Whole transcriptome sequencing of Pseudomonas syringae pv. actinidiae- infected kiwifruit plants reveals species-specific interaction between long non-coding RNA and coding genes

An outbreak of kiwifruit bacterial canker disease caused by Pseudomonas syringae pv. actinidiae (Psa) beginning in 2008 caused disaster to the kiwifruit industry. However the mechanisms of interaction between kiwifruit and Psa are unknown. Long noncoding RNAs (lncRNAs) are known to regulate many biological processes, but comprehensive repertoires of kiwifruit lncRNAs and their effects on the interaction between kiwifruit and Psa are unknown. Here, based on in-depth transcriptomic analysis of four kiwifruit materials at three stages of infection with Psa, we identified 14,845 transcripts from 12,280 loci as putative lncRNAs. Hierarchical clustering analysis of differentially-expressed transcripts reveals that both protein-coding and lncRNA transcripts are expressed species-specifically. Comparing differentially-expressed transcripts from different species, variations in pattern-triggered immunity (PTI) were the main causes of species-specific responses to infection by Psa.
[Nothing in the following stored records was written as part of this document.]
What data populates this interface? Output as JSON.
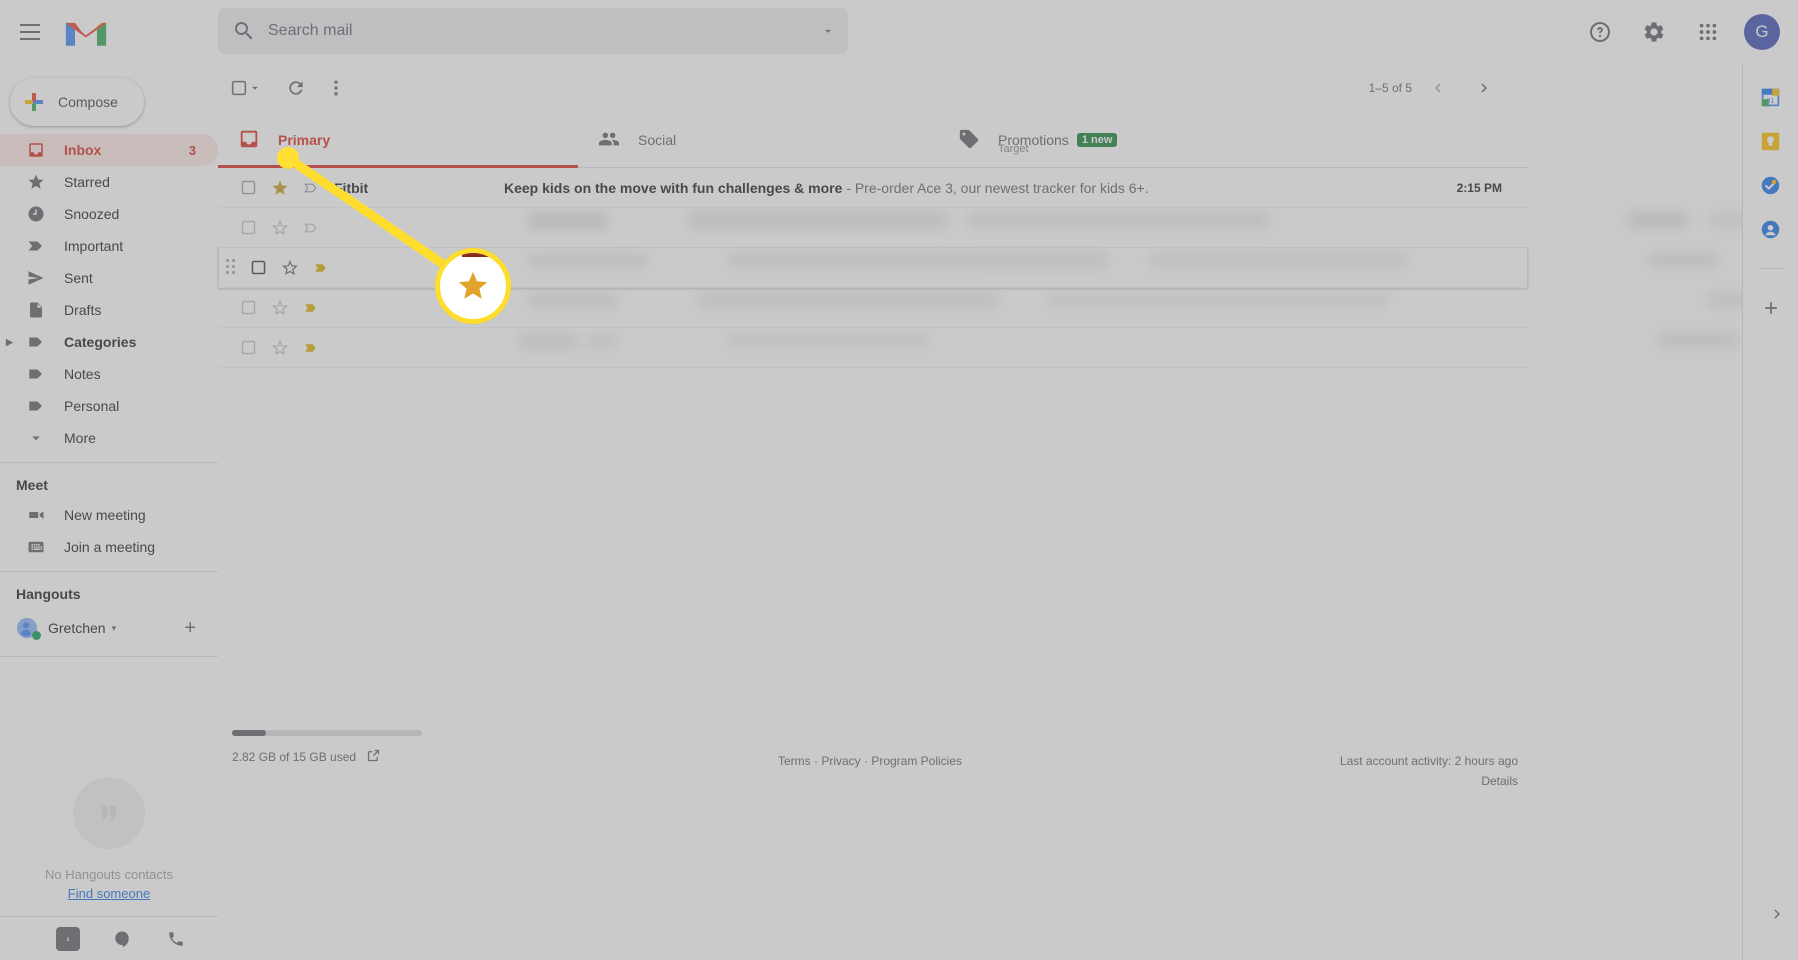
{
  "app": {
    "brand": "Gmail",
    "accent_red": "#d93025",
    "highlight_yellow": "#ffdd2d"
  },
  "header": {
    "menu_label": "Main menu",
    "logo_name": "gmail-logo",
    "search": {
      "placeholder": "Search mail",
      "value": "",
      "options_label": "Show search options"
    },
    "support_label": "Support",
    "settings_label": "Settings",
    "apps_label": "Google apps",
    "avatar_initial": "G"
  },
  "sidebar": {
    "compose_label": "Compose",
    "items": [
      {
        "label": "Inbox",
        "icon": "inbox-icon",
        "count": "3",
        "active": true
      },
      {
        "label": "Starred",
        "icon": "star-icon",
        "count": ""
      },
      {
        "label": "Snoozed",
        "icon": "clock-icon",
        "count": ""
      },
      {
        "label": "Important",
        "icon": "important-icon",
        "count": ""
      },
      {
        "label": "Sent",
        "icon": "send-icon",
        "count": ""
      },
      {
        "label": "Drafts",
        "icon": "draft-icon",
        "count": ""
      },
      {
        "label": "Categories",
        "icon": "label-icon",
        "count": "",
        "bold": true,
        "expandable": true
      },
      {
        "label": "Notes",
        "icon": "label-icon",
        "count": ""
      },
      {
        "label": "Personal",
        "icon": "label-icon",
        "count": ""
      },
      {
        "label": "More",
        "icon": "chevron-down-icon",
        "count": ""
      }
    ],
    "meet": {
      "title": "Meet",
      "items": [
        {
          "label": "New meeting",
          "icon": "video-camera-icon"
        },
        {
          "label": "Join a meeting",
          "icon": "keyboard-icon"
        }
      ]
    },
    "hangouts": {
      "title": "Hangouts",
      "user": "Gretchen",
      "add_label": "+",
      "empty_text": "No Hangouts contacts",
      "find_link": "Find someone"
    }
  },
  "toolbar": {
    "select_all_label": "Select",
    "refresh_label": "Refresh",
    "more_label": "More",
    "pager_range": "1–5 of 5",
    "prev_label": "Newer",
    "next_label": "Older"
  },
  "tabs": [
    {
      "label": "Primary",
      "icon": "inbox-tab-icon",
      "active": true,
      "sub": "",
      "badge": ""
    },
    {
      "label": "Social",
      "icon": "people-icon",
      "active": false,
      "sub": "",
      "badge": ""
    },
    {
      "label": "Promotions",
      "icon": "tag-icon",
      "active": false,
      "sub": "Target",
      "badge": "1 new"
    }
  ],
  "emails": [
    {
      "sender": "Fitbit",
      "subject": "Keep kids on the move with fun challenges & more",
      "snippet": " - Pre-order Ace 3, our newest tracker for kids 6+.",
      "time": "2:15 PM",
      "starred": true,
      "blurred": false
    },
    {
      "sender": "",
      "subject": "",
      "snippet": "",
      "time": "",
      "starred": false,
      "blurred": true
    },
    {
      "sender": "",
      "subject": "",
      "snippet": "",
      "time": "",
      "starred": false,
      "blurred": true,
      "hovered": true
    },
    {
      "sender": "",
      "subject": "",
      "snippet": "",
      "time": "",
      "starred": false,
      "blurred": true
    },
    {
      "sender": "",
      "subject": "",
      "snippet": "",
      "time": "",
      "starred": false,
      "blurred": true
    }
  ],
  "footer": {
    "storage_text": "2.82 GB of 15 GB used",
    "storage_percent": 18,
    "manage_label": "Manage storage",
    "links": "Terms · Privacy · Program Policies",
    "activity": "Last account activity: 2 hours ago",
    "details": "Details"
  },
  "right_panel": {
    "items": [
      {
        "name": "google-calendar-icon",
        "label": "Calendar"
      },
      {
        "name": "google-keep-icon",
        "label": "Keep"
      },
      {
        "name": "google-tasks-icon",
        "label": "Tasks"
      },
      {
        "name": "google-contacts-icon",
        "label": "Contacts"
      }
    ],
    "add_label": "+",
    "expand_label": "Show side panel"
  },
  "callout": {
    "target": "star-icon",
    "description": "Star icon on the first email row is highlighted and magnified"
  }
}
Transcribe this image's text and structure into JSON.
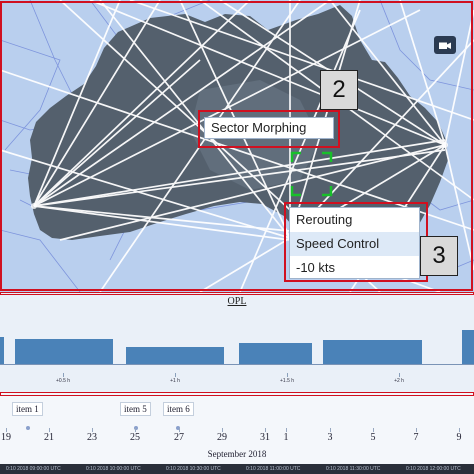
{
  "map": {
    "callout_2": "2",
    "callout_3": "3",
    "sector_popup": {
      "label": "Sector Morphing"
    },
    "action_menu": {
      "items": [
        "Rerouting",
        "Speed Control",
        "-10 kts"
      ],
      "highlighted_index": 1
    },
    "camera_icon": "camera-icon",
    "colors": {
      "land": "#54606d",
      "sea": "#b9cfee",
      "routes": "#ffffff",
      "frame": "#d01020",
      "target": "#18c02a"
    }
  },
  "opl": {
    "title": "OPL",
    "ticks": [
      "+0.5 h",
      "+1 h",
      "+1.5 h",
      "+2 h"
    ],
    "bar_color": "#4a82b8"
  },
  "timeline": {
    "items": [
      "item 1",
      "item 5",
      "item 6"
    ],
    "days": [
      "19",
      "21",
      "23",
      "25",
      "27",
      "29",
      "31",
      "1",
      "3",
      "5",
      "7",
      "9"
    ],
    "month_label": "September 2018",
    "timestamps": [
      "0:10 2018 09:00:00 UTC",
      "0:10 2018 10:00:00 UTC",
      "0:10 2018 10:30:00 UTC",
      "0:10 2018 11:00:00 UTC",
      "0:10 2018 11:30:00 UTC",
      "0:10 2018 12:00:00 UTC"
    ]
  }
}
Using weighted gene co-expression network analysis, we identified species-specific expressed key lncRNAs which were closely related to plant immune response and signal transduction. Our results illustrate that different kiwifruit species employ multiple different plant immunity layers to fight against Psa infection, which causes distinct responses. We also discovered that lncRNAs might affect kiwifruit responses to Psa infection, indicating that both protein-coding regions and noncoding regions can affect kiwifruit response to Psa infection.